In L’Homme qui tua Liberty Valance de John Ford
C’est certainement ce contexte très spécial qui s’y prête : le terme de héros surgit presque quotidiennement. On le rencontre un peu partout sur différents supports; une récurrence discursive qui alimente les mornes soirées du confinement.
La figure du héros est en effet très sollicitée et on aime
en partager des symboles: ici c’est une agente d’autorité (une femme Caïd),
là c’est un médecin ou encore un policier…Les héros du jour, sans définition
d’un portrait- type sont généralement l’émanation de plus en plus d’une construction médiatique
via les réseaux sociaux notamment. Il aurait été ainsi plus pertinent de parler
de «nouvelles stars».
En effet, l’une des fonctions majeures des médias, qui se
multiplient aujourd’hui (le cinéma hier et la télévision aujourd’hui perdent du
terrain à ce niveau devant Youtube et Whatsapp), est bien de créer, ex nihilo,
des stars, de construire des idoles, de fabriquer des célébrités. Tant pis si
elles sont éphémères…
Mais on pourrait s’interroger sur le recours au niveau du
discours au terme de héros et sur son efficacité symbolique et politique. Dans
notre culture contemporaine, le cinéma
fut pendant longtemps un formidable révélateur de la vision du héros et de ses
différentes variantes exprimant l’imaginaire d’une société donnée (je renvoie à
ce propos au livre, référence en la matière, Les stars d’Edgar Morin).
Le cinéma américain peut passer pour un modèle dans la
construction du héros conquérant. Non seulement, il exprime une conception du
temps et de l’espace que l’Amérique se donne en cohérence avec son histoire
faite autour du mythe de la frontière mais il permet également à l’Américain
spectateur de cinéma d’entrer dans un
processus d’identification. Les travaux de la sociologie de la réception
(Jauss notamment) mettent en avant la
dimension positive du phénomène d’identification comme horizon de toute
expérience esthétique. Ce que notre cinéma n’a pas réussi à trouver.

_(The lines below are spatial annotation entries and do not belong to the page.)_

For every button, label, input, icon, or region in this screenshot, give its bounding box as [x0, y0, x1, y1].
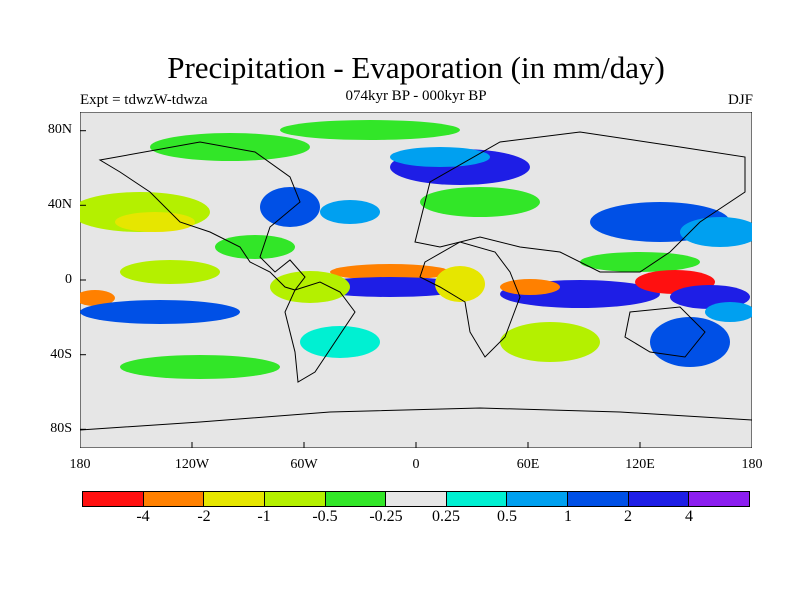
- colorbar-swatch: [143, 492, 205, 506]
- colorbar-label: -0.25: [369, 508, 403, 525]
- colorbar-label: 0.5: [497, 508, 517, 525]
- map-subtitle: 074kyr BP - 000kyr BP: [345, 88, 487, 104]
- field-patch: [500, 279, 560, 295]
- lat-label-0: 0: [65, 272, 72, 287]
- field-patch: [280, 120, 460, 140]
- field-patch: [435, 266, 485, 302]
- north-america-coast: [98, 141, 306, 291]
- map-title: Precipitation - Evaporation (in mm/day): [167, 50, 665, 85]
- lon-label-180w: 180: [69, 457, 91, 472]
- field-patch: [80, 300, 240, 324]
- colorbar-swatch: [628, 492, 690, 506]
- colorbar-swatch: [689, 492, 750, 506]
- map-svg: [80, 112, 752, 448]
- axis-ticks: [80, 130, 641, 448]
- antarctica-coast: [80, 407, 752, 431]
- field-patch: [500, 322, 600, 362]
- colorbar-swatch: [507, 492, 569, 506]
- lat-label-80n: 80N: [47, 122, 72, 137]
- eurasia-coast: [414, 131, 746, 273]
- colorbar-label: 4: [685, 508, 693, 525]
- coastlines: [80, 131, 752, 431]
- colorbar-swatch: [325, 492, 387, 506]
- field-patch: [390, 147, 490, 167]
- south-america-coast: [284, 281, 356, 383]
- field-patch: [120, 355, 280, 379]
- field-patch: [650, 317, 730, 367]
- lon-label-120w: 120W: [174, 457, 210, 472]
- lat-label-40s: 40S: [50, 347, 72, 362]
- field-patch: [80, 290, 115, 306]
- lon-label-60w: 60W: [290, 457, 318, 472]
- field-patch: [215, 235, 295, 259]
- lon-label-180e: 180: [741, 457, 763, 472]
- colorbar-swatch: [446, 492, 508, 506]
- colorbar-swatch: [264, 492, 326, 506]
- field-patch: [705, 302, 752, 322]
- field-patch: [320, 200, 380, 224]
- australia-coast: [624, 306, 706, 358]
- colorbar-swatch: [204, 492, 265, 506]
- lon-label-120e: 120E: [625, 457, 655, 472]
- field-patch: [260, 187, 320, 227]
- colorbar: [82, 491, 750, 507]
- colorbar-label: -4: [136, 508, 150, 525]
- field-patch: [270, 271, 350, 303]
- field-patch: [580, 252, 700, 272]
- field-patch: [120, 260, 220, 284]
- colorbar-label: 2: [624, 508, 632, 525]
- colorbar-label: 0.25: [432, 508, 460, 525]
- map-panel: [80, 112, 752, 448]
- field-patch: [300, 326, 380, 358]
- field-patch: [115, 212, 195, 232]
- colorbar-swatch: [83, 492, 144, 506]
- lon-label-60e: 60E: [516, 457, 540, 472]
- colorbar-swatch: [386, 492, 447, 506]
- africa-coast: [419, 241, 521, 358]
- lat-label-40n: 40N: [47, 197, 72, 212]
- colorbar-label: -1: [257, 508, 271, 525]
- colorbar-label: -0.5: [312, 508, 338, 525]
- lat-label-80s: 80S: [50, 421, 72, 436]
- field-patch: [420, 187, 540, 217]
- colorbar-label: 1: [564, 508, 572, 525]
- season-label: DJF: [727, 92, 753, 108]
- experiment-label: Expt = tdwzW-tdwza: [80, 92, 208, 108]
- lon-label-0: 0: [412, 457, 420, 472]
- colorbar-label: -2: [197, 508, 211, 525]
- colorbar-swatch: [568, 492, 629, 506]
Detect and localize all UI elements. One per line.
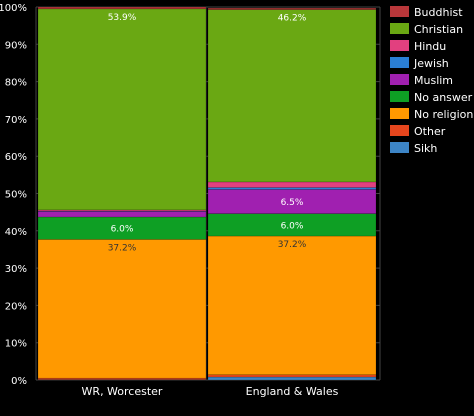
legend-swatch	[390, 57, 409, 68]
bar-segment-muslim	[37, 211, 207, 218]
data-label: 6.0%	[281, 221, 304, 231]
legend-item-muslim: Muslim	[390, 74, 453, 87]
bar-segment-hindu	[207, 181, 377, 188]
legend-swatch	[390, 74, 409, 85]
data-labels: 53.9% 6.0% 37.2% 46.2% 6.5% 6.0% 37.2%	[108, 13, 307, 254]
legend-label: Muslim	[414, 74, 453, 87]
y-tick-label: 30%	[5, 264, 27, 275]
legend-item-no-answer: No answer	[390, 91, 473, 104]
legend-label: Buddhist	[414, 6, 463, 19]
y-tick-label: 50%	[5, 190, 27, 201]
legend-swatch	[390, 40, 409, 51]
bar-segment-no-religion	[37, 239, 207, 379]
legend-item-other: Other	[390, 125, 446, 138]
legend-swatch	[390, 125, 409, 136]
legend-item-buddhist: Buddhist	[390, 6, 463, 19]
bars	[37, 6, 377, 381]
y-tick-label: 60%	[5, 152, 27, 163]
y-tick-label: 0%	[11, 376, 27, 387]
legend-item-no-religion: No religion	[390, 108, 473, 121]
y-tick-label: 20%	[5, 301, 27, 312]
legend-swatch	[390, 142, 409, 153]
legend-label: Sikh	[414, 142, 437, 155]
axes: 0% 10% 20% 30% 40% 50% 60% 70% 80% 90% 100% WR, Wor…	[0, 3, 339, 398]
bar-segment-muslim	[207, 189, 377, 214]
data-label: 6.0%	[111, 225, 134, 235]
x-category-label: WR, Worcester	[82, 385, 163, 398]
x-category-label: England & Wales	[246, 385, 339, 398]
legend-label: No answer	[414, 91, 473, 104]
legend-swatch	[390, 91, 409, 102]
bar-segment-christian	[207, 9, 377, 183]
bar-segment-jewish	[207, 187, 377, 190]
legend-label: No religion	[414, 108, 473, 121]
legend-item-christian: Christian	[390, 23, 463, 36]
data-label: 46.2%	[278, 14, 307, 24]
y-tick-label: 70%	[5, 115, 27, 126]
bar-segment-sikh	[207, 376, 377, 381]
y-tick-label: 40%	[5, 227, 27, 238]
bar-segment-buddhist	[37, 6, 207, 10]
legend-swatch	[390, 108, 409, 119]
y-tick-label: 90%	[5, 40, 27, 51]
data-label: 6.5%	[281, 198, 304, 208]
legend-label: Jewish	[413, 57, 449, 70]
legend-swatch	[390, 6, 409, 17]
bar-segment-christian	[37, 8, 207, 211]
legend-item-hindu: Hindu	[390, 40, 446, 53]
legend-swatch	[390, 23, 409, 34]
legend-label: Christian	[414, 23, 463, 36]
y-tick-label: 80%	[5, 78, 27, 89]
y-tick-label: 10%	[5, 339, 27, 350]
bar-segment-no-religion	[207, 235, 377, 376]
data-label: 37.2%	[278, 240, 307, 250]
bar-segment-other	[207, 374, 377, 378]
data-label: 37.2%	[108, 243, 137, 253]
data-label: 53.9%	[108, 13, 137, 23]
y-tick-label: 100%	[0, 3, 27, 14]
legend-label: Other	[414, 125, 446, 138]
legend-label: Hindu	[414, 40, 446, 53]
legend: Buddhist Christian Hindu Jewish Muslim No ans…	[390, 6, 473, 155]
legend-item-sikh: Sikh	[390, 142, 437, 155]
legend-item-jewish: Jewish	[390, 57, 449, 70]
bar-segment-buddhist	[207, 7, 377, 10]
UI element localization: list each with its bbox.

Il n’en reste pas moins que le besoin de héros comme le
désir de fiction sont des paradigmes universels. Depuis la nuit des temps, les
groupes humains ont créé des héros pour y projeter leurs idéaux et valeurs ; et surtout pour
donner sens à leur existence. Les héros permettent de faire résonner nos
angoisses et nos espoirs dans des récits fondateurs. Le psychologue Jung affirme
que « le héros appartient aux images archétypes présentes dans notre
inconscient ».
Toutes les sociétés ont connu et ont produit des héros. Il
s’agit de comprendre une disposition sociale, commune semble-t-il à toutes les
sociétés et quelle que soit l’époque considérée, qui pousse les hommes à
reconnaître au héros des qualités supérieures, et à distinguer en lui un
horizon moral qui les porte à l’action.
Cela répond à un besoin où se croisent la psychologie, la
sociologie et l’anthropologie. Les racines du mot grec «herôs» signifient «
demi-dieu », Hercule par exemple. En latin, on revoie à la baisse la définition
et héros signifie « homme ou femme de grande valeur ». La référence en la
matière étant Ulysse. Mais on reste dans la légende. On peut élargir la
conception en disant que le héros est celui qui va quelque part, là où les
autres ont peur d’aller…Dans le contexte
actuel, celui de la crise sanitaire, le héros est convoqué pour représenter et
légitimer un modèle d’organisation sociale, celui imposé par la pandémie.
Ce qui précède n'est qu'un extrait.